To help justify the $5.1bn Tesaro price tag Glaxosmithkline really needed the Prima study to show that Zejula could benefit a much broader set of front-line ovarian cancer patients. Data presented today at Esmo seem to do just that.
The Prima study, one of three front-line ovarian cancer trials unveiled at a presidential session in Barcelona today, was the purest test of Parp inhibition in this setting. It evaluated Zejula versus placebo as maintenance in patients who responded to front-line platinum chemotherapy, a setting in which Lynparza set a new standard of care at last year’s conference.
The Astrazeneca/Merck & Co drug is only approved in BRCA-positive patients, however. Prima, like the Paola-1 and Velia studies also presented today, recruited all comers. All three trials analysed the data using various prespecified subgroups, based on patients’ mutation status, and all confirmed a benefit in those with other types of damaged DNA repair pathways.
Developers hope that these studies will convince regulators to approve Parp inhibitors for all patients front line, as they are in the relapsed setting. In the Prima study, across all patients, Zejula reduced the risk of disease progression by 38% versus placebo, a result that gives Glaxo a good chance of achieving that goal.
The result was driven by BRCA-positives and patients with other forms of homologous recombination deficiency (HRD), although notably the company managed to achieve a 32% reduction in the risk of progression in a group described as "HRD-proficient", essentially negative.

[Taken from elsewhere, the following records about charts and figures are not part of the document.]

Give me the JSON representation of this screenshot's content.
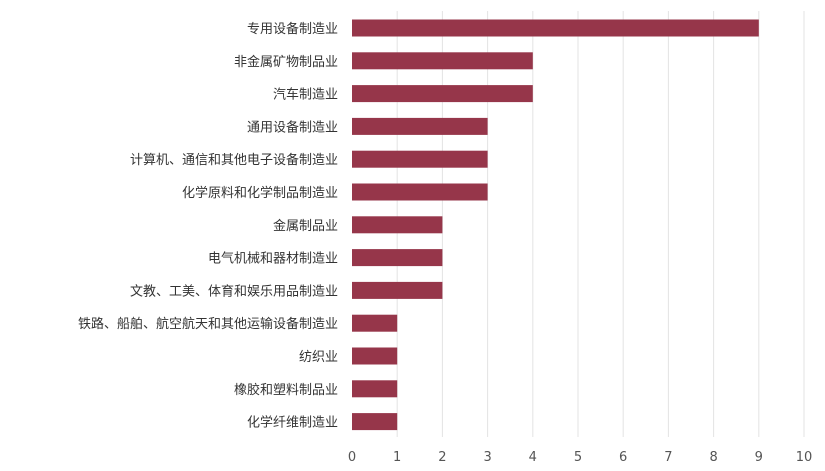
{
  "chart_data": {
    "type": "bar",
    "orientation": "horizontal",
    "title": "",
    "xlabel": "",
    "ylabel": "",
    "categories": [
      "专用设备制造业",
      "非金属矿物制品业",
      "汽车制造业",
      "通用设备制造业",
      "计算机、通信和其他电子设备制造业",
      "化学原料和化学制品制造业",
      "金属制品业",
      "电气机械和器材制造业",
      "文教、工美、体育和娱乐用品制造业",
      "铁路、船舶、航空航天和其他运输设备制造业",
      "纺织业",
      "橡胶和塑料制品业",
      "化学纤维制造业"
    ],
    "values": [
      9,
      4,
      4,
      3,
      3,
      3,
      2,
      2,
      2,
      1,
      1,
      1,
      1
    ],
    "xlim": [
      0,
      10
    ],
    "xticks": [
      "0",
      "1",
      "2",
      "3",
      "4",
      "5",
      "6",
      "7",
      "8",
      "9",
      "10"
    ],
    "grid": "vertical",
    "legend": "none",
    "bar_color": "#96364a",
    "grid_color": "#e3e3e3"
  }
}
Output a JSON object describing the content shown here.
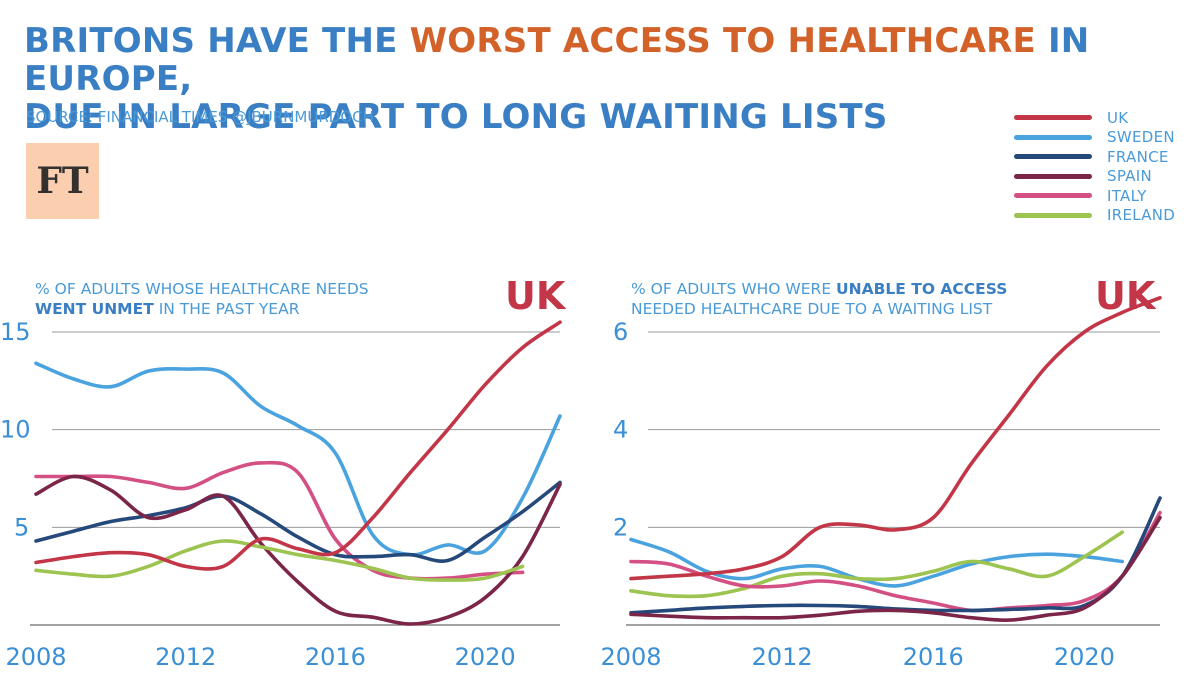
{
  "title": {
    "part1": "BRITONS HAVE THE ",
    "highlight": "WORST ACCESS TO HEALTHCARE",
    "part2": " IN EUROPE,",
    "line2": "DUE IN LARGE PART TO LONG WAITING LISTS"
  },
  "source": "SOURCE: FINANCIAL TIMES @JBURNMURDOCH",
  "logo": "FT",
  "colors": {
    "UK": "#c33648",
    "SWEDEN": "#4aa3df",
    "FRANCE": "#25497a",
    "SPAIN": "#7b2548",
    "ITALY": "#d44f83",
    "IRELAND": "#9dc350"
  },
  "legend": [
    "UK",
    "SWEDEN",
    "FRANCE",
    "SPAIN",
    "ITALY",
    "IRELAND"
  ],
  "chart_data": [
    {
      "type": "line",
      "subtitle_line1": "% OF ADULTS WHOSE HEALTHCARE NEEDS",
      "subtitle_line2_bold": "WENT UNMET",
      "subtitle_line2_rest": " IN THE PAST YEAR",
      "callout": "UK",
      "xticks": [
        "2008",
        "2012",
        "2016",
        "2020"
      ],
      "yticks": [
        "5",
        "10",
        "15"
      ],
      "xlim": [
        2008,
        2022
      ],
      "ylim": [
        0,
        15
      ],
      "grid": true,
      "series": [
        {
          "name": "SWEDEN",
          "x": [
            2008,
            2009,
            2010,
            2011,
            2012,
            2013,
            2014,
            2015,
            2016,
            2017,
            2018,
            2019,
            2020,
            2021,
            2022
          ],
          "y": [
            13.4,
            12.6,
            12.2,
            13.0,
            13.1,
            12.9,
            11.2,
            10.2,
            8.8,
            4.6,
            3.6,
            4.1,
            3.8,
            6.5,
            10.7
          ]
        },
        {
          "name": "ITALY",
          "x": [
            2008,
            2009,
            2010,
            2011,
            2012,
            2013,
            2014,
            2015,
            2016,
            2017,
            2018,
            2019,
            2020,
            2021
          ],
          "y": [
            7.6,
            7.6,
            7.6,
            7.3,
            7.0,
            7.8,
            8.3,
            7.8,
            4.4,
            2.8,
            2.4,
            2.4,
            2.6,
            2.7
          ]
        },
        {
          "name": "FRANCE",
          "x": [
            2008,
            2009,
            2010,
            2011,
            2012,
            2013,
            2014,
            2015,
            2016,
            2017,
            2018,
            2019,
            2020,
            2021,
            2022
          ],
          "y": [
            4.3,
            4.8,
            5.3,
            5.6,
            6.0,
            6.6,
            5.7,
            4.5,
            3.6,
            3.5,
            3.6,
            3.3,
            4.5,
            5.8,
            7.3
          ]
        },
        {
          "name": "SPAIN",
          "x": [
            2008,
            2009,
            2010,
            2011,
            2012,
            2013,
            2014,
            2015,
            2016,
            2017,
            2018,
            2019,
            2020,
            2021,
            2022
          ],
          "y": [
            6.7,
            7.6,
            6.9,
            5.5,
            5.9,
            6.6,
            4.2,
            2.2,
            0.7,
            0.4,
            0.05,
            0.4,
            1.4,
            3.5,
            7.2
          ]
        },
        {
          "name": "IRELAND",
          "x": [
            2008,
            2009,
            2010,
            2011,
            2012,
            2013,
            2014,
            2015,
            2016,
            2017,
            2018,
            2019,
            2020,
            2021
          ],
          "y": [
            2.8,
            2.6,
            2.5,
            3.0,
            3.8,
            4.3,
            4.0,
            3.6,
            3.3,
            2.9,
            2.4,
            2.3,
            2.4,
            3.0
          ]
        },
        {
          "name": "UK",
          "x": [
            2008,
            2009,
            2010,
            2011,
            2012,
            2013,
            2014,
            2015,
            2016,
            2017,
            2018,
            2019,
            2020,
            2021,
            2022
          ],
          "y": [
            3.2,
            3.5,
            3.7,
            3.6,
            3.0,
            3.0,
            4.4,
            3.9,
            3.7,
            5.5,
            7.8,
            10.0,
            12.3,
            14.2,
            15.5
          ]
        }
      ]
    },
    {
      "type": "line",
      "subtitle_line1_rest": "% OF ADULTS WHO WERE ",
      "subtitle_line1_bold": "UNABLE TO ACCESS",
      "subtitle_line2": "NEEDED HEALTHCARE DUE TO A WAITING LIST",
      "callout": "UK",
      "xticks": [
        "2008",
        "2012",
        "2016",
        "2020"
      ],
      "yticks": [
        "2",
        "4",
        "6"
      ],
      "xlim": [
        2008,
        2022
      ],
      "ylim": [
        0,
        6
      ],
      "grid": true,
      "series": [
        {
          "name": "SWEDEN",
          "x": [
            2008,
            2009,
            2010,
            2011,
            2012,
            2013,
            2014,
            2015,
            2016,
            2017,
            2018,
            2019,
            2020,
            2021
          ],
          "y": [
            1.75,
            1.5,
            1.1,
            0.95,
            1.15,
            1.2,
            0.95,
            0.8,
            1.0,
            1.25,
            1.4,
            1.45,
            1.4,
            1.3
          ]
        },
        {
          "name": "IRELAND",
          "x": [
            2008,
            2009,
            2010,
            2011,
            2012,
            2013,
            2014,
            2015,
            2016,
            2017,
            2018,
            2019,
            2020,
            2021
          ],
          "y": [
            0.7,
            0.6,
            0.6,
            0.75,
            1.0,
            1.05,
            0.95,
            0.95,
            1.1,
            1.3,
            1.15,
            1.0,
            1.4,
            1.9
          ]
        },
        {
          "name": "ITALY",
          "x": [
            2008,
            2009,
            2010,
            2011,
            2012,
            2013,
            2014,
            2015,
            2016,
            2017,
            2018,
            2019,
            2020,
            2021,
            2022
          ],
          "y": [
            1.3,
            1.25,
            1.0,
            0.8,
            0.8,
            0.9,
            0.8,
            0.6,
            0.45,
            0.3,
            0.35,
            0.4,
            0.5,
            1.0,
            2.3
          ]
        },
        {
          "name": "FRANCE",
          "x": [
            2008,
            2009,
            2010,
            2011,
            2012,
            2013,
            2014,
            2015,
            2016,
            2017,
            2018,
            2019,
            2020,
            2021,
            2022
          ],
          "y": [
            0.25,
            0.3,
            0.35,
            0.38,
            0.4,
            0.4,
            0.38,
            0.33,
            0.3,
            0.3,
            0.32,
            0.35,
            0.4,
            1.0,
            2.6
          ]
        },
        {
          "name": "SPAIN",
          "x": [
            2008,
            2009,
            2010,
            2011,
            2012,
            2013,
            2014,
            2015,
            2016,
            2017,
            2018,
            2019,
            2020,
            2021,
            2022
          ],
          "y": [
            0.22,
            0.18,
            0.15,
            0.15,
            0.15,
            0.2,
            0.28,
            0.3,
            0.25,
            0.15,
            0.1,
            0.2,
            0.35,
            1.0,
            2.2
          ]
        },
        {
          "name": "UK",
          "x": [
            2008,
            2009,
            2010,
            2011,
            2012,
            2013,
            2014,
            2015,
            2016,
            2017,
            2018,
            2019,
            2020,
            2021,
            2022
          ],
          "y": [
            0.95,
            1.0,
            1.05,
            1.15,
            1.4,
            2.0,
            2.05,
            1.95,
            2.2,
            3.3,
            4.3,
            5.3,
            6.0,
            6.4,
            6.7
          ]
        }
      ]
    }
  ]
}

This is only an exploratory analysis, but Dr Susana Banerjee of the UK’s Royal Marsden Hospital, who was invited by Esmo to review the three studies, described this finding as “very interesting”.
“This suggests we should give a Parp inhibitor to all comers. But we need to understand this data in more detail, because the next question is: are we ready to deliver HRD testing in practice?”
The lack of a widely available and reliable test of patient’s HRD status will probably help the case for a broad label here. Glaxo could also benefit from being the only company with a successful single-agent maintenance study: in the Paola-1 trial Lynparza was given on top of Roche’s Avastin (Esmo 2019 – Lynparza pushes Parps forward again, September 28, 2019).
Substantial differences in design make it very hard to stack these studies up against each other, though a look at the various hazard ratios makes for an interesting comparison, all the usual caveats notwithstanding.
|Front-line ovarian cancer maintenance: cross-trial comparison of hazard ratios|
|Paola-1 (Avastin plus Lynparza vs Avastin)||Prima (Zejula vs placebo)||Solo-1 (Lynparza vs placebo)|
|Source: Esmo press release, NEJM, drug label.|
The difference in hazard ratios between Zejula’s HRD-proficient patients, from which the 32% risk reduction is derived, and HRD-negative finding in Paola-1, stands out here.
“We’re pretty sure this is a drug effect" rather than being down to differences in trial design, Axel Hoos, head of oncology for Glaxo, told reporters this morning. “It could be a secondary mechanism: Zejula has three to four times higher tissue penetration, so we are getting more into the tumour. Obviously this is just a hypothesis but there are some preclinical data to support that.”
Dr Banerjee commented that in the recurrent setting Parps were considered largely equal, so Glaxo will have to work hard to convince oncologists on this point. But it is clear that Prima has given the company’s prospects in this space a huge boost.